The NSSF’s Oliva said part of January’s “truly remarkable” spike in gun sale activity was carry-over from 2020, when 39.7 million background checks were processed, and manufacturers couldn’t keep up with demand.

About 40 percent of those background checks represented first-time gun buyers in 2020 - or 8.4 million new gun owners, Oliva said.

In response, NSSF and gun owners’ groups such as the 39,000-member CCDL are increasing their outreach and launching education initiatives about firearm safety and storage practices.

In Connecticut, the CCDL has launched an Urban Engagement initiative where volunteers work with new gun owners in cities to teach firearm safety and Second Amendment rights.

“We are reaching out to them because nobody wants unsafe handling of firearms,” said Sullivan of the CCDL, which added 400 members in January. “That is something we are deeply committed to doing the right way.”

Newtown Action Alliance’s Murray said the NRA has put the false idea in Americans’ minds that guns make people safer, and that a Democratic-controlled administration means people’s guns will be taken away.

“In Connecticut, we proved that we can pass strong gun control laws and gun owners do not lose their Second Amendment rights,” Murray said. “Connecticut residents can still buy guns despite the strong gun laws we passed after the Sandy Hook tragedy.”

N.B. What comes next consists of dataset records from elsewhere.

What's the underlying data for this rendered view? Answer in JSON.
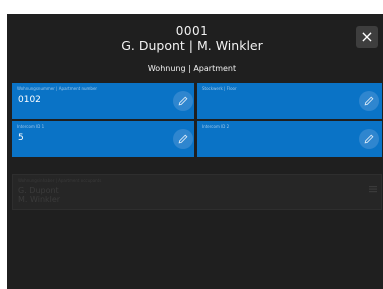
{
  "header": {
    "id": "0001",
    "names": "G. Dupont | M. Winkler",
    "subtitle": "Wohnung | Apartment",
    "close_icon": "×"
  },
  "fields": [
    {
      "label": "Wohnungsnummer | Apartment number",
      "value": "0102"
    },
    {
      "label": "Stockwerk | Floor",
      "value": ""
    },
    {
      "label": "Intercom ID 1",
      "value": "5"
    },
    {
      "label": "Intercom ID 2",
      "value": ""
    }
  ],
  "residents_field": {
    "label": "Wohnungsinhaber | Apartment occupants",
    "line1": "G. Dupont",
    "line2": "M. Winkler"
  },
  "colors": {
    "modal_bg": "#1f1f1f",
    "card_blue": "#0a73c6",
    "edit_button": "#2f86cf",
    "disabled_card": "#262626"
  },
  "icons": {
    "edit": "pencil-icon",
    "close": "close-icon",
    "disabled_edit": "list-icon"
  }
}
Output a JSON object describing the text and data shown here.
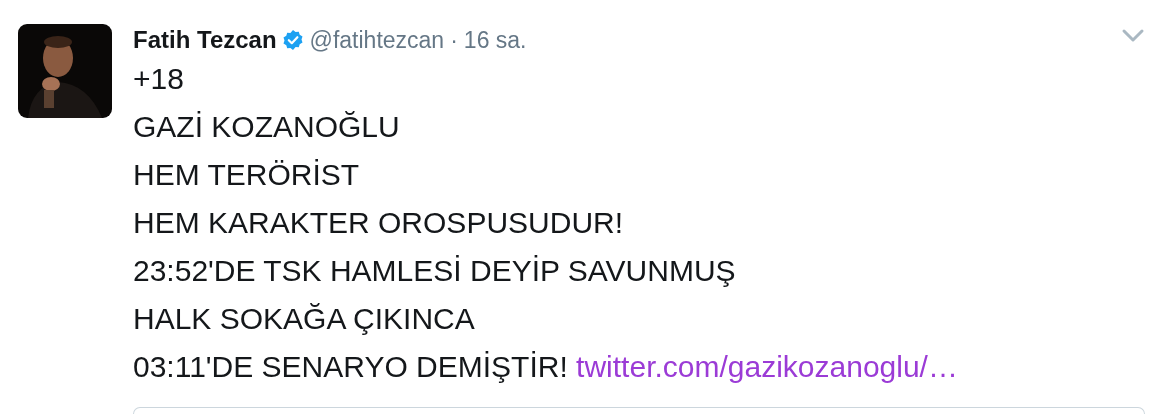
{
  "tweet": {
    "author_name": "Fatih Tezcan",
    "verified": true,
    "handle": "@fatihtezcan",
    "separator": "·",
    "time": "16 sa.",
    "lines": [
      "+18",
      "GAZİ KOZANOĞLU",
      "HEM TERÖRİST",
      "HEM KARAKTER OROSPUSUDUR!",
      "23:52'DE TSK HAMLESİ DEYİP SAVUNMUŞ",
      "HALK SOKAĞA ÇIKINCA",
      "03:11'DE SENARYO DEMİŞTİR!"
    ],
    "link": "twitter.com/gazikozanoglu/…"
  }
}
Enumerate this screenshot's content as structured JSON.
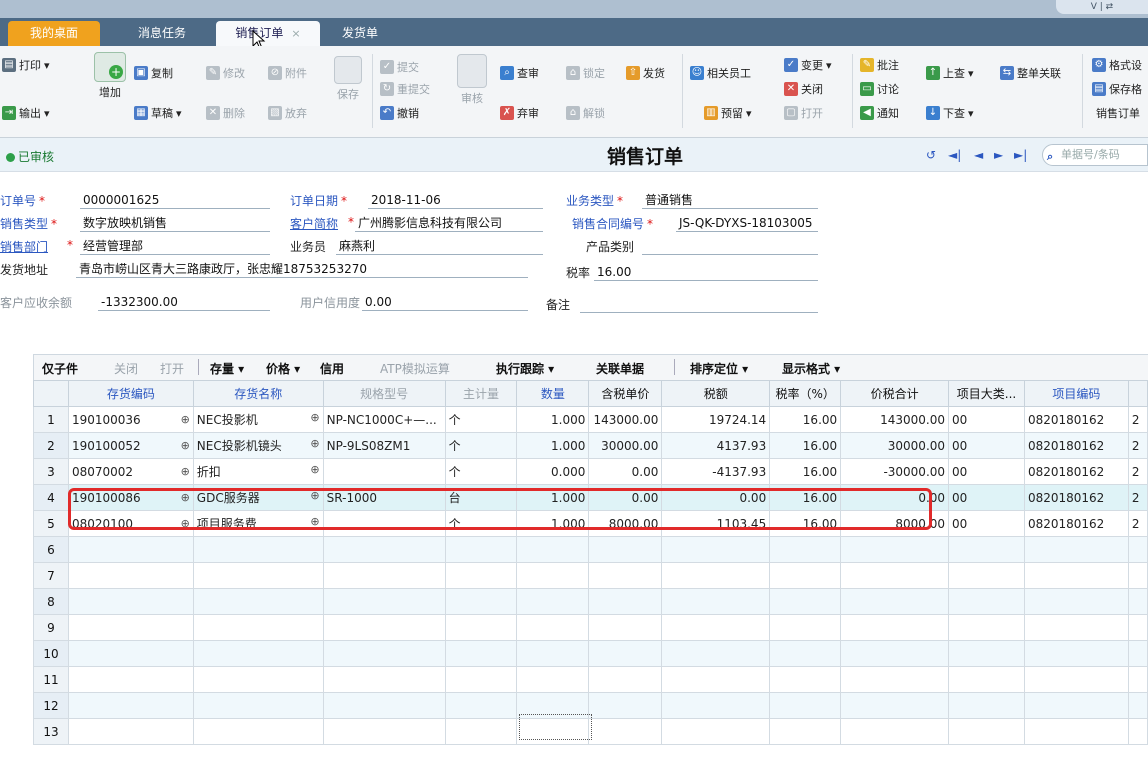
{
  "tabs": [
    {
      "label": "我的桌面"
    },
    {
      "label": "消息任务"
    },
    {
      "label": "销售订单",
      "close": "×"
    },
    {
      "label": "发货单"
    }
  ],
  "window_widget": "ᐯ | ⇄",
  "toolbar": {
    "print": "打印",
    "export": "输出",
    "add": "增加",
    "copy": "复制",
    "draft": "草稿",
    "modify": "修改",
    "attach": "附件",
    "delete": "删除",
    "discard": "放弃",
    "save": "保存",
    "submit": "提交",
    "resubmit": "重提交",
    "revoke": "撤销",
    "audit": "审核",
    "query_audit": "查审",
    "abandon_audit": "弃审",
    "lock": "锁定",
    "unlock": "解锁",
    "deliver": "发货",
    "related_staff": "相关员工",
    "reserve": "预留",
    "change": "变更",
    "close": "关闭",
    "open": "打开",
    "annotate": "批注",
    "discuss": "讨论",
    "notify": "通知",
    "query_up": "上查",
    "query_down": "下查",
    "whole_link": "整单关联",
    "format_set": "格式设",
    "save_format": "保存格",
    "sales_order": "销售订单"
  },
  "status": {
    "label": "已审核",
    "title": "销售订单",
    "search_placeholder": "单据号/条码",
    "nav": [
      "↺",
      "◄|",
      "◄",
      "►",
      "►|"
    ]
  },
  "form": {
    "order_no_label": "订单号",
    "order_no": "0000001625",
    "order_date_label": "订单日期",
    "order_date": "2018-11-06",
    "biz_type_label": "业务类型",
    "biz_type": "普通销售",
    "sales_type_label": "销售类型",
    "sales_type": "数字放映机销售",
    "customer_label": "客户简称",
    "customer": "广州腾影信息科技有限公司",
    "contract_label": "销售合同编号",
    "contract": "JS-QK-DYXS-18103005",
    "dept_label": "销售部门",
    "dept": "经营管理部",
    "salesman_label": "业务员",
    "salesman": "麻燕利",
    "product_label": "产品类别",
    "product": "",
    "ship_addr_label": "发货地址",
    "ship_addr": "青岛市崂山区青大三路康政厅，张忠耀18753253270",
    "tax_rate_label": "税率",
    "tax_rate": "16.00",
    "receivable_label": "客户应收余额",
    "receivable": "-1332300.00",
    "credit_label": "用户信用度",
    "credit": "0.00",
    "remark_label": "备注",
    "remark": ""
  },
  "gridbar": {
    "sub": "仅子件",
    "close": "关闭",
    "open": "打开",
    "stock": "存量 ▾",
    "price": "价格 ▾",
    "credit": "信用",
    "atp": "ATP模拟运算",
    "track": "执行跟踪 ▾",
    "related": "关联单据",
    "sort": "排序定位 ▾",
    "display": "显示格式 ▾"
  },
  "columns": [
    "存货编码",
    "存货名称",
    "规格型号",
    "主计量",
    "数量",
    "含税单价",
    "税额",
    "税率（%）",
    "价税合计",
    "项目大类...",
    "项目编码",
    ""
  ],
  "rows": [
    {
      "no": "1",
      "code": "190100036",
      "name": "NEC投影机",
      "spec": "NP-NC1000C+—...",
      "unit": "个",
      "qty": "1.000",
      "price": "143000.00",
      "tax": "19724.14",
      "rate": "16.00",
      "total": "143000.00",
      "cat": "00",
      "proj": "0820180162",
      "x": "2"
    },
    {
      "no": "2",
      "code": "190100052",
      "name": "NEC投影机镜头",
      "spec": "NP-9LS08ZM1",
      "unit": "个",
      "qty": "1.000",
      "price": "30000.00",
      "tax": "4137.93",
      "rate": "16.00",
      "total": "30000.00",
      "cat": "00",
      "proj": "0820180162",
      "x": "2"
    },
    {
      "no": "3",
      "code": "08070002",
      "name": "折扣",
      "spec": "",
      "unit": "个",
      "qty": "0.000",
      "price": "0.00",
      "tax": "-4137.93",
      "rate": "16.00",
      "total": "-30000.00",
      "cat": "00",
      "proj": "0820180162",
      "x": "2"
    },
    {
      "no": "4",
      "code": "190100086",
      "name": "GDC服务器",
      "spec": "SR-1000",
      "unit": "台",
      "qty": "1.000",
      "price": "0.00",
      "tax": "0.00",
      "rate": "16.00",
      "total": "0.00",
      "cat": "00",
      "proj": "0820180162",
      "x": "2"
    },
    {
      "no": "5",
      "code": "08020100",
      "name": "项目服务费",
      "spec": "",
      "unit": "个",
      "qty": "1.000",
      "price": "8000.00",
      "tax": "1103.45",
      "rate": "16.00",
      "total": "8000.00",
      "cat": "00",
      "proj": "0820180162",
      "x": "2"
    },
    {
      "no": "6"
    },
    {
      "no": "7"
    },
    {
      "no": "8"
    },
    {
      "no": "9"
    },
    {
      "no": "10"
    },
    {
      "no": "11"
    },
    {
      "no": "12"
    },
    {
      "no": "13"
    }
  ],
  "colors": {
    "tabbar": "#4d6a86",
    "orange": "#f0a21e",
    "link": "#2b57c0",
    "highlight": "#e12a2a",
    "audited": "#2da04a"
  }
}
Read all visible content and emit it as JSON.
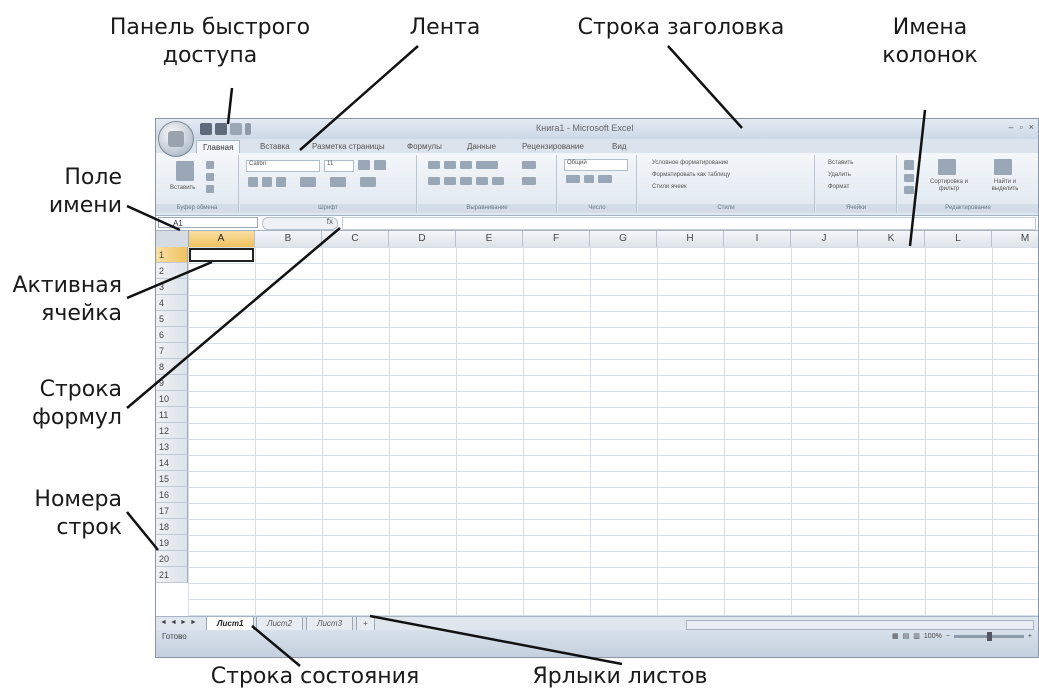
{
  "callouts": {
    "qat": "Панель быстрого\nдоступа",
    "ribbon": "Лента",
    "title_bar": "Строка заголовка",
    "column_names": "Имена\nколонок",
    "name_box": "Поле\nимени",
    "active_cell": "Активная\nячейка",
    "formula_bar": "Строка\nформул",
    "row_numbers": "Номера\nстрок",
    "status_bar": "Строка состояния",
    "sheet_tabs": "Ярлыки листов"
  },
  "window": {
    "title": "Книга1 - Microsoft Excel",
    "controls": [
      "–",
      "▫",
      "×"
    ]
  },
  "tabs": [
    "Главная",
    "Вставка",
    "Разметка страницы",
    "Формулы",
    "Данные",
    "Рецензирование",
    "Вид"
  ],
  "ribbon": {
    "clipboard": {
      "label": "Буфер обмена",
      "paste": "Вставить"
    },
    "font": {
      "label": "Шрифт",
      "name": "Calibri",
      "size": "11"
    },
    "alignment": {
      "label": "Выравнивание"
    },
    "number": {
      "label": "Число",
      "format": "Общий"
    },
    "styles": {
      "label": "Стили",
      "items": [
        "Условное форматирование",
        "Форматировать как таблицу",
        "Стили ячеек"
      ]
    },
    "cells": {
      "label": "Ячейки",
      "items": [
        "Вставить",
        "Удалить",
        "Формат"
      ]
    },
    "editing": {
      "label": "Редактирование",
      "sort": "Сортировка и фильтр",
      "find": "Найти и выделить"
    }
  },
  "formula_bar": {
    "name_box": "A1",
    "fx": "fx",
    "value": ""
  },
  "columns": [
    "A",
    "B",
    "C",
    "D",
    "E",
    "F",
    "G",
    "H",
    "I",
    "J",
    "K",
    "L",
    "M"
  ],
  "rows": [
    "1",
    "2",
    "3",
    "4",
    "5",
    "6",
    "7",
    "8",
    "9",
    "10",
    "11",
    "12",
    "13",
    "14",
    "15",
    "16",
    "17",
    "18",
    "19",
    "20",
    "21"
  ],
  "active_cell": "A1",
  "sheets": [
    "Лист1",
    "Лист2",
    "Лист3"
  ],
  "status": {
    "text": "Готово",
    "zoom": "100%"
  }
}
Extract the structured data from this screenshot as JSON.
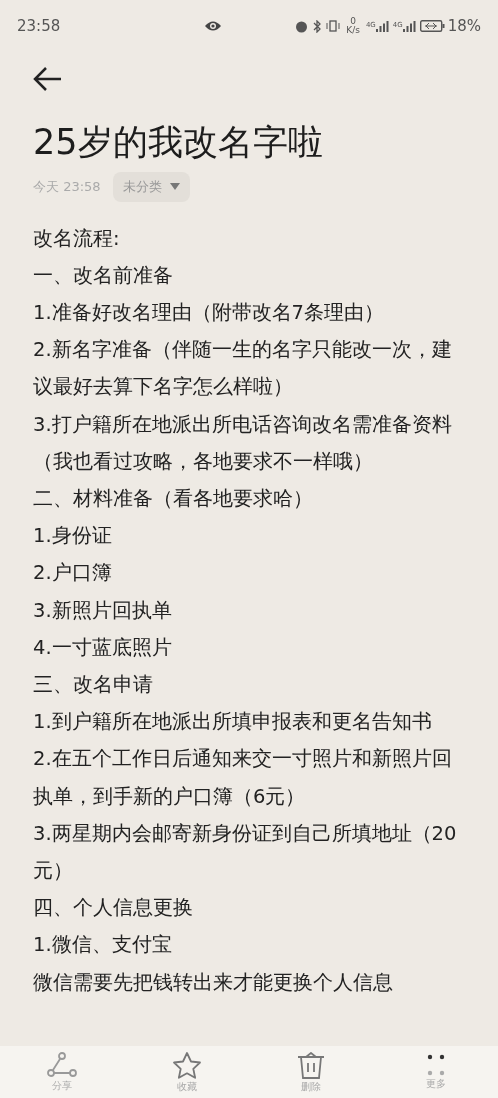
{
  "status_bar": {
    "time": "23:58",
    "net_speed_value": "0",
    "net_speed_unit": "K/s",
    "signal_1_label": "4G",
    "signal_2_label": "4G",
    "battery": "18%"
  },
  "note": {
    "title": "25岁的我改名字啦",
    "date": "今天 23:58",
    "category": "未分类",
    "lines": [
      "改名流程:",
      "一、改名前准备",
      "1.准备好改名理由（附带改名7条理由）",
      "2.新名字准备（伴随一生的名字只能改一次，建议最好去算下名字怎么样啦）",
      "3.打户籍所在地派出所电话咨询改名需准备资料（我也看过攻略，各地要求不一样哦）",
      "二、材料准备（看各地要求哈）",
      "1.身份证",
      "2.户口簿",
      "3.新照片回执单",
      "4.一寸蓝底照片",
      "三、改名申请",
      "1.到户籍所在地派出所填申报表和更名告知书",
      "2.在五个工作日后通知来交一寸照片和新照片回执单，到手新的户口簿（6元）",
      "3.两星期内会邮寄新身份证到自己所填地址（20元）",
      "四、个人信息更换",
      "1.微信、支付宝",
      "微信需要先把钱转出来才能更换个人信息"
    ]
  },
  "toolbar": [
    {
      "kind": "share",
      "label": "分享"
    },
    {
      "kind": "favorite",
      "label": "收藏"
    },
    {
      "kind": "delete",
      "label": "删除"
    },
    {
      "kind": "more",
      "label": "更多"
    }
  ]
}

The NSSF’s Oliva disagrees.

“It seems against all odds that firearm sales continue to remain strong in every state, not just states traditionally labeled as ‘gun-friendly,’” Oliva said. “This sustained level of gun buying shows Americans from all walks of life value their Second Amendment rights and are acting on their ability to freely exercise it before it is encumbered by gun control laws.”